What does mysql_real_escape_string() do that addslashes() doesn't?

Addslashes is generally not good enough when dealing with multibyte encoded strings.


It adds slashes to:

\x00, \n, \r, \, ', " and \x1a. characters.

Where addslashes only adds slashes to

' \ and NUL

Ilias article is also pretty detailed on its functionality


gs's harshly downvoted answer is actually kinda right.

Standard SQL uses doubling to escape a literal apostrophe. MySQL's non-standard use of backslashes for escaping is the default setting, but it can be disabled and often is, in particular in sql_mode ANSI.

In this case only the doubled syntax will work, and any app you have using addslashes (or other ad-hoc escaping method) will break. mysql_real_escape_string will use whichever escaping method is best for the connection's sql_mode.
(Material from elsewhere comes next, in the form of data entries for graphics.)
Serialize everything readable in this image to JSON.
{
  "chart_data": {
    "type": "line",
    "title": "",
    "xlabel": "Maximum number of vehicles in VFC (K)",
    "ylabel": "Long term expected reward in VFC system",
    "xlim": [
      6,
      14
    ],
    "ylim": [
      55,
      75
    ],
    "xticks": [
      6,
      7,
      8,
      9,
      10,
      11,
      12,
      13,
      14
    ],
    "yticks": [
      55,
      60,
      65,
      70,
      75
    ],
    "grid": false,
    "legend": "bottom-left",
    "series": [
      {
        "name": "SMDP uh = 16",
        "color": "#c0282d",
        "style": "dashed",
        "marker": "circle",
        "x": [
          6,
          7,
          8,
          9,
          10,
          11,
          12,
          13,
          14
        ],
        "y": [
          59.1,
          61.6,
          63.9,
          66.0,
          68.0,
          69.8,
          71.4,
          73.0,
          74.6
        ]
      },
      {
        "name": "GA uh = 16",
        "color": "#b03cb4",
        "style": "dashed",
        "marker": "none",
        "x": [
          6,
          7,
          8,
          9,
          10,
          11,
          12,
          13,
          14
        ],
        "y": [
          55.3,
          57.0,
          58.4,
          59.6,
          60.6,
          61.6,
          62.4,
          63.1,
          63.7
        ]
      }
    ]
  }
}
The multibyte encoding issue is also important if you're still using those nasty East Asian encodings that re-use the lower 128 characters, but then really you want to be using UTF-8 instead. \n-escaping, on the other hand, is of no concern since MySQL can perfectly happily cope with a raw newline in a statement.


mysql_real_escape_string does a lot more than addslashes does.

addslashes operates on pure ascii, without knowing anything about the database. It escapes:

  • '\'
  • "\"
  • \\\
  • ASCII 0\0.

mysql_real_escape_string's purpose is to "create a legal SQL string that you can use in an SQL statement." mysql_real_escape_string takes into account the current character set of the connection (which is why you must always pass a valid $mysql object).

It does the following (taken from the MySQL C API documentation):

  • Encodes: \, ', ", ASCII 0, \n, \r, and Control+Z in a way that won't cause problems
  • ensures a 0 byte terminates the string (in the C api)
  • may perform a multibyte (ascii) to wide character conversion if the DB linked to in $mysql uses a wide character set.

I don't really know how PHP stores strings internally, but the point is all of this is available to PHP when you use mysql_real_escape_string. I guess the main point of difference is mysql_real_escape_string considers the character set of the connection, where addslashes cannot (it doesn't even know what DB you are connected to).